Optimized ART and promising new vaccines bring us closer toward AIDS abolition on the population level, but they mean nil to the ones who’ve been HIV positive for years. For these individuals, the outlook is much better than it was in the 1980s, but the quality of life can still be grim. Enter the “Berlin patient,” a man functionally cured of HIV with stem cells from the bone marrow of an immune donor. It was an amazing proof-of-concept, but the operation was not without difficulties. Aside from genetic compatibility snags, harvesting can be painful, discouraging donating and constricting the marrow pool.

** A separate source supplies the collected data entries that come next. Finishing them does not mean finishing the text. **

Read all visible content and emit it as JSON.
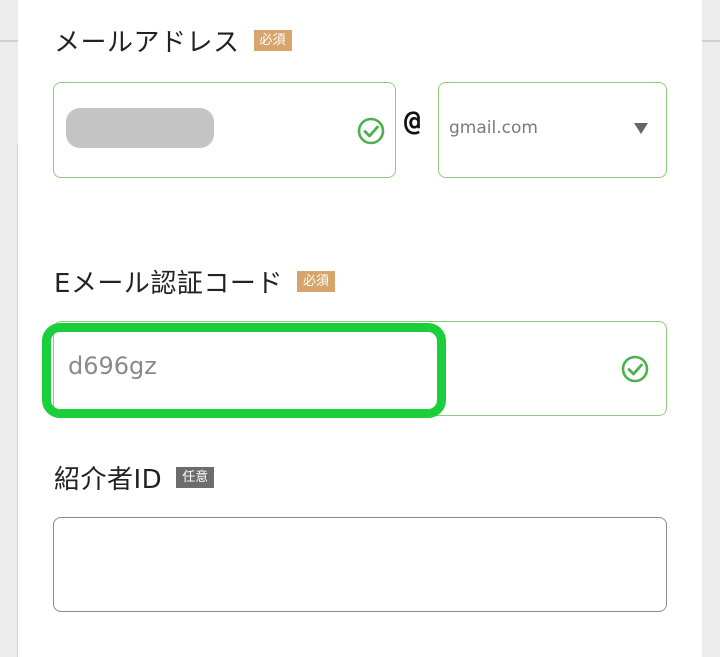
{
  "email": {
    "label": "メールアドレス",
    "badge": "必須",
    "at_symbol": "@",
    "domain_selected": "gmail.com",
    "local_part_state": "blurred"
  },
  "verification": {
    "label": "Eメール認証コード",
    "badge": "必須",
    "value": "d696gz"
  },
  "referrer": {
    "label": "紹介者ID",
    "badge": "任意",
    "value": ""
  },
  "colors": {
    "valid_border": "#8ccc7d",
    "valid_icon": "#4caf50",
    "required_badge": "#d7a56b",
    "optional_badge": "#6c6c6c",
    "highlight": "#1bcf3a"
  },
  "icons": [
    "check-circle-icon",
    "chevron-down-icon"
  ]
}
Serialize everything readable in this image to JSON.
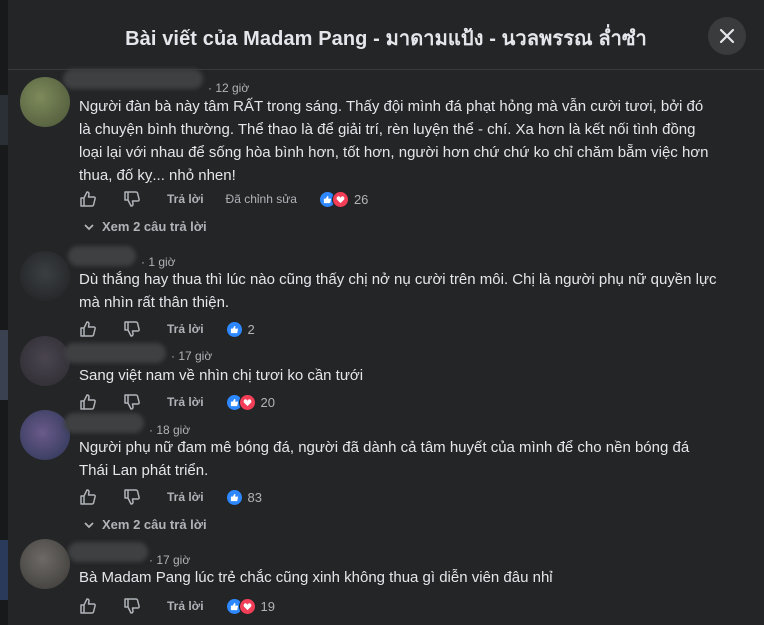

Fortunately, on the side of marrow harvesting, the future is already looking brighter. A few years ago, Daniel Kraft, a Stanford physician-scientist and Singularity University track chair, invented the cleverly-coined Marrow Miner. Not only can it gather up to six times more adult stem cells than traditional methods, it’s far less invasive and can be performed in an outpatient setting. It probably won’t make bone marrow donation as popular as blood drives, but it could make it a hell of a lot easier and donor-friendly than it used to be. With more stem cells to choose from and a greater chance of genetic compatibility, there could be more “Berlin patients” waiting in the wings.
But why even risk compatibility snags when you can use your own genetically enhanced stem cells? Way back in 2009, Singularity Hub reported on one gene therapy trial that boosted CD4+ counts by infusing HIV patients’ blood cells with virus-impeding genes. The results were nothing to sneeze at, but the technique only replaced a fraction of the cells, leaving the remainder vulnerable to a viral rebound. The trick is giving the immune system a complete genetic remodeling – a challenge elegantly reviewed in a recent issue of Human Molecular Genetics.

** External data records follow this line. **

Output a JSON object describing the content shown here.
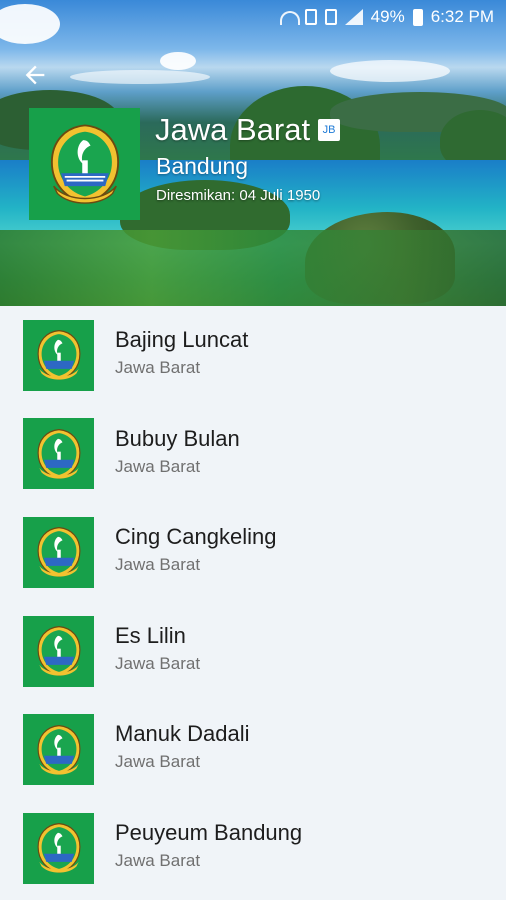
{
  "status_bar": {
    "battery_text": "49%",
    "time": "6:32 PM"
  },
  "header": {
    "province_name": "Jawa Barat",
    "province_badge": "JB",
    "capital": "Bandung",
    "established": "Diresmikan: 04 Juli 1950"
  },
  "list": {
    "items": [
      {
        "title": "Bajing Luncat",
        "subtitle": "Jawa Barat"
      },
      {
        "title": "Bubuy Bulan",
        "subtitle": "Jawa Barat"
      },
      {
        "title": "Cing Cangkeling",
        "subtitle": "Jawa Barat"
      },
      {
        "title": "Es Lilin",
        "subtitle": "Jawa Barat"
      },
      {
        "title": "Manuk Dadali",
        "subtitle": "Jawa Barat"
      },
      {
        "title": "Peuyeum Bandung",
        "subtitle": "Jawa Barat"
      }
    ]
  },
  "icons": {
    "back": "arrow-left-icon",
    "emblem": "jawa-barat-emblem-icon"
  },
  "colors": {
    "emblem_green": "#17a04a",
    "list_background": "#f0f4f8",
    "title_text": "#1d1d1d",
    "subtitle_text": "#707070"
  }
}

It’s very easy to be enthralled by stem cell and gene therapies for HIV, but as we’ve seen, there are still many barriers to overcome. To put things into perspective, the FDA has yet to approve a single gene therapy for any disease, HIV or otherwise. Gene therapy and stem cell research appear to be creeping forward phlegmatically, but the mountaintop is within the sights of scientists. They might just need a pair of binoculars at this point.
The 30 year struggle against AIDS has been a grueling one. Glimmers of hope from the research community have faded into unfulfilled promises, turning the barrage of “breakthrough!” headlines into some sort of a cruel joke. However, as futurephiles, we at the Hub recognize the paramount role that long-term trends play in the shaping of humanity’s destiny. And so far, the trend has been a good one. HIV was once an imminent death sentence, but can now be held at bay for decades. On the horizon, platform biotechnologies are paving the way to new treatments. Even so, we should not underestimate the existential risk posed by emergent viruses, both man-made and naturally occurring. Futurist Nick Bostrom posed the question in his seminal paper: “What if AIDS was as contagious as the common cold?” While this may deviate from the pathogen’s optimal virulence, it is a prospect that sends chills down my spine. If we don’t keep these bugs in check, then these lofty notions of cybernetics, life-extension, and Singularity could become a fool’s dream, and the great achievements of humanity would blow away like dust in the wind. We can’t let that happen. We’ve come too far to let HIV or any other virus stand in our way. Microbes, you’ve been warned.